The first research problem has been mainly investigated in collaboration with IGN in the context of ANR project MapMuxing, which stands for multi-dimensional map multiplexing, from 2014 to early 2019. Project MapMuxing aimed at going beyond the traditional pan & zoom and overview+detail interface schemes, and at designing and evaluating novel cartographic visualizations that rely on high-quality generalization, i.e., the simplification of geographic data to make it legible at a given map scale [82], [83], and symbol specification. Beyond project MapMuxing, we are also investigating multi-scale multiplexing techniques for geo-localized data in the specific context of ultra-high-resolution wall-sized displays, where the combination of a very high pixel density and large physical surface enable us to explore designs that involve collaborative interaction and physical navigation in front of the workspace. This is work done in cooperation with team Massive Data at Inria Chile.
The second research problem is about the extension of multi-scale navigation to interconnected, heterogeneous datasets. Generalization has a rather straightforward definition in the specific domain of geographical information systems, where data items are geographical entities that naturally aggregate as scale increases. But it is unclear how generalization could work for representations of the more heterogeneous webs of data that we consider in the first axis of our research program. Those data form complex networks of resources with multiple and quite varied relationships between them, that cannot rely on a single, unified type of representation (a role played by maps in GIS applications).

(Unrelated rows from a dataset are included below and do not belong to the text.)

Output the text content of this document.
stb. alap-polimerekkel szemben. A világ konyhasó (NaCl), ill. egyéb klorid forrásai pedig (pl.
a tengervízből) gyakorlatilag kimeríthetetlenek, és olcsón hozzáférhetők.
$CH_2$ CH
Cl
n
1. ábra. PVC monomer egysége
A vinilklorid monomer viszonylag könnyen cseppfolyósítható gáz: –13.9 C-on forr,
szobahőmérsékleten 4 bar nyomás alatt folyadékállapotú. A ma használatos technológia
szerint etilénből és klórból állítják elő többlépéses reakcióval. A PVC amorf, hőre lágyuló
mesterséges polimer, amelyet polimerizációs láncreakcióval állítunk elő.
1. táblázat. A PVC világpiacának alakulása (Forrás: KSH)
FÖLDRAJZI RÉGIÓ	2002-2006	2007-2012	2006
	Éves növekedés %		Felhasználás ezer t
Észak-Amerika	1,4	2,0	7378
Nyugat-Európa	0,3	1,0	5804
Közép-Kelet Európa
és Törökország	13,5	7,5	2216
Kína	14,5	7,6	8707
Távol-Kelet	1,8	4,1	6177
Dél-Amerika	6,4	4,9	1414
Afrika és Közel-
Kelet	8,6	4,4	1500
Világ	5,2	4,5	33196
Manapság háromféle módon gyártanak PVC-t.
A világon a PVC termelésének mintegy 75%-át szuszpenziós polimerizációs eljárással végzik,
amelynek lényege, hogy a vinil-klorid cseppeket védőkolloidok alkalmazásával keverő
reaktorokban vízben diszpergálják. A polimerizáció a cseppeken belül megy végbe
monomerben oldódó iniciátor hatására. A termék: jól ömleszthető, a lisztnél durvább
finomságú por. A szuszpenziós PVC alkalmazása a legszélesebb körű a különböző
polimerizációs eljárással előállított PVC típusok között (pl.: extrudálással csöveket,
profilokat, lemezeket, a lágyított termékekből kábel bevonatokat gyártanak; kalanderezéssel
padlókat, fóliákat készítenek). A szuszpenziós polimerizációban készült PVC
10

Addressing the limits of current generalization processes is a longer-term, more exploratory endeavor. Here again, the machine-processable semantics and structure of the data give us an opportunity to rethink how users navigate interconnected heterogeneous datasets. Using these additional data, we investigate ways to generalize the multi-scale navigation paradigm to datasets whose layout and spatial relationships can be much richer and much more diverse than what can be encoded with static linear hierarchies as typically found today in interfaces for browsing maps or large imagery. Our goal is thus to design and develop highly dynamic and versatile multi-scale information spaces for heterogeneous data whose structure and semantics are not known in advance, but discovered incrementally.
Relevant publications by team members this year: [24], [20], [13], [14], [11], [19] and major ones in recent years: [10], [2].